For that reason, Maricopa County is formally requesting Senate President Fann, Sen. Petersen, Senate liaison Ken Bennett, and contractors involved in the “audit” preserve documents and evidence as they may be subject to future legal claims.

It is unfortunate we have reached this point, especially considering the “audit” was never authorized by a full Senate vote. Instead, two Senators out of a total of 30 used subpoenas to obtain private ballots, voter information, and taxpayer-funded tabulation machines, then turned all that material over to biased, out-of-state groups with little to no election auditing experience.
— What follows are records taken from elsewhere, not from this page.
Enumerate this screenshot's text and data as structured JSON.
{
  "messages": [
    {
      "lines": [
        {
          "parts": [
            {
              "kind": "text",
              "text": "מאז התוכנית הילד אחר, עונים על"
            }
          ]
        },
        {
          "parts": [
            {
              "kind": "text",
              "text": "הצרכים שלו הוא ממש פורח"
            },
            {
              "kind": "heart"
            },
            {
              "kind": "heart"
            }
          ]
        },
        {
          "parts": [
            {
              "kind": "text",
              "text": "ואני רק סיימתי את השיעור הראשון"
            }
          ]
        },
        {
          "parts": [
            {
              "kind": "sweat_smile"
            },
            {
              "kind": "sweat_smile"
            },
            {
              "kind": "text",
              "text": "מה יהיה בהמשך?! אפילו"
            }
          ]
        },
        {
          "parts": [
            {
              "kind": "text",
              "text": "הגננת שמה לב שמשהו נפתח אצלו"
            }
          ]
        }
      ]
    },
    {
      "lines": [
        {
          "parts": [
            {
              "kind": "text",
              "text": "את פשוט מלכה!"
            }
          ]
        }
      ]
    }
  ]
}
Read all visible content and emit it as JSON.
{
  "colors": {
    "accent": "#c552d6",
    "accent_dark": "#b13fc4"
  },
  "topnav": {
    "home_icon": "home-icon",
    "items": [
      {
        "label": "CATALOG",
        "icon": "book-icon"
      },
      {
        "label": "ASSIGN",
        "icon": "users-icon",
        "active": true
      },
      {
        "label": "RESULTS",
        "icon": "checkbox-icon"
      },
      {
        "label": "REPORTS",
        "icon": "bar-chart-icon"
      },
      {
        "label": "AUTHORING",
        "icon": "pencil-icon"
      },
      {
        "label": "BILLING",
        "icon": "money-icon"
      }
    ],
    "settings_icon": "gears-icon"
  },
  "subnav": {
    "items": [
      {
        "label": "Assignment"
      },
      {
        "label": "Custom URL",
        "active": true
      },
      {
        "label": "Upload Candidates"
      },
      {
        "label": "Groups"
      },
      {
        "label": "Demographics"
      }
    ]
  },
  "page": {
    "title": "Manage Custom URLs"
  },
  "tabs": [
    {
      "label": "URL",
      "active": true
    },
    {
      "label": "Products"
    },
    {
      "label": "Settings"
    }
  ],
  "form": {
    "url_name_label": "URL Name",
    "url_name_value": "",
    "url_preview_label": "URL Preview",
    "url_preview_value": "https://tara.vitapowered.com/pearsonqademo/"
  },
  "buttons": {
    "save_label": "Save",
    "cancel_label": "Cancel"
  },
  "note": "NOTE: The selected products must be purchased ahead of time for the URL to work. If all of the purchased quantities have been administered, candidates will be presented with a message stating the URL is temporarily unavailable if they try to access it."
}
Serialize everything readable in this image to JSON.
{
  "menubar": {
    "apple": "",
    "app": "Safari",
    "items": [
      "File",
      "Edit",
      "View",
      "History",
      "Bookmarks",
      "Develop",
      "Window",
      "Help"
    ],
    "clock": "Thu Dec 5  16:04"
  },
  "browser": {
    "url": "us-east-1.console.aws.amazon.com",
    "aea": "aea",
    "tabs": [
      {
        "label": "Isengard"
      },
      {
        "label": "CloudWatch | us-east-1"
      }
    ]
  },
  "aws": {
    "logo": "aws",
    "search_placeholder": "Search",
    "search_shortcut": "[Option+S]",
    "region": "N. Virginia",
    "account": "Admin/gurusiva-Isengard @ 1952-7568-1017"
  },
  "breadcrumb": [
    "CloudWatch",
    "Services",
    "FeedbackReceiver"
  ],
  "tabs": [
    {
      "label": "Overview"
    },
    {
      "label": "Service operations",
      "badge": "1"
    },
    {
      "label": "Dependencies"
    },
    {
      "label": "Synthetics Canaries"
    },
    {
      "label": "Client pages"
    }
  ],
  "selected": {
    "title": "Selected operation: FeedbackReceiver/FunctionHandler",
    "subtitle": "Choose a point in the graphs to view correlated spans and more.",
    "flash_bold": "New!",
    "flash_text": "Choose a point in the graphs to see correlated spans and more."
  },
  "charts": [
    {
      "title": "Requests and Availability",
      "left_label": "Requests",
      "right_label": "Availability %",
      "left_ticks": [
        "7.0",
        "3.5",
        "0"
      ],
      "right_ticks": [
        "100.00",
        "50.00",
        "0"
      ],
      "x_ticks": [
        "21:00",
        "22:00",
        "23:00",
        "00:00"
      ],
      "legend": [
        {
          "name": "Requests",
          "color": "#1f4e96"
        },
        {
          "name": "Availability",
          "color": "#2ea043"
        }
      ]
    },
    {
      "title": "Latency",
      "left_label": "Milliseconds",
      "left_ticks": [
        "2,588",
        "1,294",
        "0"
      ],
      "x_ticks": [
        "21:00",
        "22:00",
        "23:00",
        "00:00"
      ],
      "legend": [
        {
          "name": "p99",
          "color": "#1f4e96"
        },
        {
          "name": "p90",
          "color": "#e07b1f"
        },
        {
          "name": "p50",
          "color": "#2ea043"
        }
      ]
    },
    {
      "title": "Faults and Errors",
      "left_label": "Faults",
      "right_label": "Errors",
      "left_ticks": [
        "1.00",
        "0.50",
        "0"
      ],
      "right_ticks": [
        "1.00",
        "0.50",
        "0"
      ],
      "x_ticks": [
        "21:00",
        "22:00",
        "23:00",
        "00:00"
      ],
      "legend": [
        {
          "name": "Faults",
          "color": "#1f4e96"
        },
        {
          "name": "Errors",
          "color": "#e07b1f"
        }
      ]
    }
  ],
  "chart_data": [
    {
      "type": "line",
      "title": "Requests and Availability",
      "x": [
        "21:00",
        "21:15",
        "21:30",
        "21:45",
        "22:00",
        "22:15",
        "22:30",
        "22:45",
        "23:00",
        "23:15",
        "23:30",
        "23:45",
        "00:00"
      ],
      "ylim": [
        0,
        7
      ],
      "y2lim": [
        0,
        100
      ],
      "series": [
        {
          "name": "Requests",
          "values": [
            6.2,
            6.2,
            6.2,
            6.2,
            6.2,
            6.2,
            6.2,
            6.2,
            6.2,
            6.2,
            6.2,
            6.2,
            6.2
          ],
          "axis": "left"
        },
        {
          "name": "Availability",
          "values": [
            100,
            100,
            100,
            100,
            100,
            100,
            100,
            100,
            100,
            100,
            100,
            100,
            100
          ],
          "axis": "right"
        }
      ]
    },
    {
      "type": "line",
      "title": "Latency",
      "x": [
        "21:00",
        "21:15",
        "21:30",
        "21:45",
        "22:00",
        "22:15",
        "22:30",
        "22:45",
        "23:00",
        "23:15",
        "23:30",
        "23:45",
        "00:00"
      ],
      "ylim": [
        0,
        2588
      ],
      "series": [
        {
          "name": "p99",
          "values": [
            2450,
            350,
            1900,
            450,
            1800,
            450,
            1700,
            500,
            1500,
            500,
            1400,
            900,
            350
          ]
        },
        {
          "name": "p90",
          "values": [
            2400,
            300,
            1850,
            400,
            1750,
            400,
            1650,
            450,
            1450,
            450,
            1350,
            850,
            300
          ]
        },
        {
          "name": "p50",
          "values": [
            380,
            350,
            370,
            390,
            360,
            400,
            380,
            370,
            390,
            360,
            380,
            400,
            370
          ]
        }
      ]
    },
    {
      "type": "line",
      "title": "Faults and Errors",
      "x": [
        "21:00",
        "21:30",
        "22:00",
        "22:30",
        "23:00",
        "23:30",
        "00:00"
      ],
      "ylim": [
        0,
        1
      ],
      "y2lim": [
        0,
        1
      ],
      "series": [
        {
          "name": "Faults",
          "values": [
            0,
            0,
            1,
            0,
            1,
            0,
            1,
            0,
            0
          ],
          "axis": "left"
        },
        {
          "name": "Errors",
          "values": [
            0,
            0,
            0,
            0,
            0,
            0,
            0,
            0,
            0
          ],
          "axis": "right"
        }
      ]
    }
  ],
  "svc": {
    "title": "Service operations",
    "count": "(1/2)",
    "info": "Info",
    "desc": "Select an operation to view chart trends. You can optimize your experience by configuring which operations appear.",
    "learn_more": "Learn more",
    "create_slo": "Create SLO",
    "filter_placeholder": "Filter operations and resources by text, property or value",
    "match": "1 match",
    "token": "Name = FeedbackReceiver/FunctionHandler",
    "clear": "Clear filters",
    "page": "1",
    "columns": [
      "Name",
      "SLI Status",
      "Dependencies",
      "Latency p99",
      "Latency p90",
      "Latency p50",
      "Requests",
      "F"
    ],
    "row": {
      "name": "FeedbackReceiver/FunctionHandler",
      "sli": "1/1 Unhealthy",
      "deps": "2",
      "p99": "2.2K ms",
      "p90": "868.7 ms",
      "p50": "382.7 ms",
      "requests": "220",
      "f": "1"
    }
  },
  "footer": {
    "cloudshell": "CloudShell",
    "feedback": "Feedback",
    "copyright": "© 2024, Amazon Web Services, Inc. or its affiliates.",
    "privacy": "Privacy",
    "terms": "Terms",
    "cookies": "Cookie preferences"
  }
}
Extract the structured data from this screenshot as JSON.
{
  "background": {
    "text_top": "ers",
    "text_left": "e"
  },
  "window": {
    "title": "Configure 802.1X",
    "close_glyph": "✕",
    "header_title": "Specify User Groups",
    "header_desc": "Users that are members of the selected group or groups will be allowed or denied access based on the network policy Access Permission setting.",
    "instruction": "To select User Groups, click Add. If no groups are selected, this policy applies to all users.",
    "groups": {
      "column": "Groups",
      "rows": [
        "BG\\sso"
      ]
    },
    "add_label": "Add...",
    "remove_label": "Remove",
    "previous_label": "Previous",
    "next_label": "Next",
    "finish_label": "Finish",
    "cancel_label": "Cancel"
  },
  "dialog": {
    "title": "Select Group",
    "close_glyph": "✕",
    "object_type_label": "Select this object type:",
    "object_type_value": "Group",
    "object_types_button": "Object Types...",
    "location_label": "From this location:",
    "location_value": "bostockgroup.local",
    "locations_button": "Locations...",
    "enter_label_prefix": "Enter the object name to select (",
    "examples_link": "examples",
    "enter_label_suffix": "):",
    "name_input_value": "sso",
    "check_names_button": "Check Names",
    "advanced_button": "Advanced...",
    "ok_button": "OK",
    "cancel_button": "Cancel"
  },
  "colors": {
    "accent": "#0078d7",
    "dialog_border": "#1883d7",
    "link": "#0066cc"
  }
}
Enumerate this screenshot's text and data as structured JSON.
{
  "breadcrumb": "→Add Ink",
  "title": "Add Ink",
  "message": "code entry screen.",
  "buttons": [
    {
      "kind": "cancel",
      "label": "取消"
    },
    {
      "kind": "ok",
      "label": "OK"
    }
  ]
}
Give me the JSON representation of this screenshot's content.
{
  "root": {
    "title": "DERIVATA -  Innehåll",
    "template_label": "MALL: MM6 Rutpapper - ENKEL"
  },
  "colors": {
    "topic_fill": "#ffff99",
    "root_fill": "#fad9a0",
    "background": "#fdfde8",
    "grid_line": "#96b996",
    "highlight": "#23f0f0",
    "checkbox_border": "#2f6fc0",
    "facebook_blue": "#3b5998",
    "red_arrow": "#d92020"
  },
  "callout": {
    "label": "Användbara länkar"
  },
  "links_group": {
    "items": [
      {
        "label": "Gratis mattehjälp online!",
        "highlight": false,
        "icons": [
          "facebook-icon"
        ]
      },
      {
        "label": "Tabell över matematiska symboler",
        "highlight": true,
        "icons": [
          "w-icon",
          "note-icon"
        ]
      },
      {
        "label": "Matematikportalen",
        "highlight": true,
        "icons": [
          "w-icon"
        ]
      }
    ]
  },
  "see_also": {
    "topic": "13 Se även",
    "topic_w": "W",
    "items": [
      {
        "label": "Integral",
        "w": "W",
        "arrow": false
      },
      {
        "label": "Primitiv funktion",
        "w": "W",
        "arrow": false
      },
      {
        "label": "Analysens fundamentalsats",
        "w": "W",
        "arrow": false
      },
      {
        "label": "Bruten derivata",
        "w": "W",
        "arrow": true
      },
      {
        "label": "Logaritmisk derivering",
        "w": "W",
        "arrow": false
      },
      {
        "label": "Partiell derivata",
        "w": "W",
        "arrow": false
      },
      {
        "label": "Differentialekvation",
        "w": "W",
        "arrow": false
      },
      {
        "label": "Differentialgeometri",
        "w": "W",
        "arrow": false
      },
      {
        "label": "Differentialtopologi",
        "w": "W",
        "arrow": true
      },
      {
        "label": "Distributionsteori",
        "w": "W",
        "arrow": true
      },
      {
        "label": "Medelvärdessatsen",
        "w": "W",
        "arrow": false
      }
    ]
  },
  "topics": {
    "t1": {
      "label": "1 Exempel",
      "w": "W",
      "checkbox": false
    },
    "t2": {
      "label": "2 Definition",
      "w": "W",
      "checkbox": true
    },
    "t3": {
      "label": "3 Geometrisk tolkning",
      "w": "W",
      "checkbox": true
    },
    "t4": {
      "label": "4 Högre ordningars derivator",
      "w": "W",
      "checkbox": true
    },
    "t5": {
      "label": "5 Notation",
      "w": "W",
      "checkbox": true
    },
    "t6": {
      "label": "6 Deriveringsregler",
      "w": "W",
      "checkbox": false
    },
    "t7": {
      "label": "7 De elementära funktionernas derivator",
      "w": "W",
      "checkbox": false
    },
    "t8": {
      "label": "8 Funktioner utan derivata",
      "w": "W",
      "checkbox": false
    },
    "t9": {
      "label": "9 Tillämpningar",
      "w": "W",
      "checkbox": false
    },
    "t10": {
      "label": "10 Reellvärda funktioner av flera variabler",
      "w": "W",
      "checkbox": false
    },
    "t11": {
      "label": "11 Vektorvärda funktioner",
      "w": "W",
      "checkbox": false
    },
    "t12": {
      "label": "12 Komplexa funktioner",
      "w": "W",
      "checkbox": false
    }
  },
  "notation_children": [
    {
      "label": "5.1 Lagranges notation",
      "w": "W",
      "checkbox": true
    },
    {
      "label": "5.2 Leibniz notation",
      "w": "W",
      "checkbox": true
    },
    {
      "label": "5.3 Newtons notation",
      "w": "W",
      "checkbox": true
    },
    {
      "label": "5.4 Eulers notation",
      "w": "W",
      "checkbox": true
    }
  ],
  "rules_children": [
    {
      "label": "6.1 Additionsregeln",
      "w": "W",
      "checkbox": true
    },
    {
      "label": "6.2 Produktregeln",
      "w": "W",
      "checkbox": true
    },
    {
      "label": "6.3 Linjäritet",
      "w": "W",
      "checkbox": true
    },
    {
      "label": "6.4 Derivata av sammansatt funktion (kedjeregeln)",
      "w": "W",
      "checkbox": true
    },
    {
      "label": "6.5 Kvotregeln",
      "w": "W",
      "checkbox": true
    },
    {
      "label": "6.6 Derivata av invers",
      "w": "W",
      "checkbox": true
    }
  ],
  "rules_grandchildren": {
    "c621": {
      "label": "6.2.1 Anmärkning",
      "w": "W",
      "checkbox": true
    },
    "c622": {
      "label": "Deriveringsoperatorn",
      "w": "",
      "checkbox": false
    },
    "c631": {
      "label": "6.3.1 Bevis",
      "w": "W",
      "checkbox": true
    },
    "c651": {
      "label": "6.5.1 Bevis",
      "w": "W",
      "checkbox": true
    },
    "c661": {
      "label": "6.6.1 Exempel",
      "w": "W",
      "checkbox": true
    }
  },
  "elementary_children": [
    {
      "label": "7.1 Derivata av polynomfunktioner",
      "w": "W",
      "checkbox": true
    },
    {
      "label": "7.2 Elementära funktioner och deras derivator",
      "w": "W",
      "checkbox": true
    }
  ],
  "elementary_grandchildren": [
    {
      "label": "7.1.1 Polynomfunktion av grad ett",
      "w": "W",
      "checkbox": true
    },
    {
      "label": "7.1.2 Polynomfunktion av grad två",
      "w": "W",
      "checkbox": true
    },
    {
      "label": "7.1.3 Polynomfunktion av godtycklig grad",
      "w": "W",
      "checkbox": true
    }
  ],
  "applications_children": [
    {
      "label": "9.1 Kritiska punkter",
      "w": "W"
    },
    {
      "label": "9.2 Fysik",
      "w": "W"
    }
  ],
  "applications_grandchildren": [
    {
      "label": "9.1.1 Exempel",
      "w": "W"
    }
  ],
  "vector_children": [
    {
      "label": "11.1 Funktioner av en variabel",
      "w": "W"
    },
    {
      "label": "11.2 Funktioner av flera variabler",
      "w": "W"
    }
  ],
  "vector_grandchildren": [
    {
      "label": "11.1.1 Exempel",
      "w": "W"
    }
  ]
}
The conclusions already drawn by these contractors and shared prior to the completion of the audit clearly intend to disparage the county and call into question the integrity of the 2020 elections.

Last week, the Maricopa County Board of Supervisors, County Recorder, and other county elected leaders sent a 13-page letter to the Arizona Senate President providing answers to what she characterized as “three serious issues” her contractors allegedly uncovered about our vote tabulation machines and election processes.

As the letter states, their “issues” demonstrate a lack of understanding of Arizona election law and best practices for running elections.

The most serious claim is that elections officials deleted a database folder before providing it to the Cyber Ninjas. This is not true. We demanded a retraction. But Senate President Fann’s letter and tweet from the official Senate audit Twitter account continues to spread the false allegation even after her own contractor admitted he found the files on the copy he made of the server.

The claim that our employees deleted election files and destroyed evidence is outrageous and baseless. I again demand an immediate retraction of any public statements made to the news media and or posted to Twitter.

Since this seems unlikely to happen, I will repeat what I said at the press conference on Monday: finish your report and be prepared to defend it and your actions related to this “audit” in court.

Jack Sellers is chairman of the Maricopa County Board of Supervisors and represents county District 1.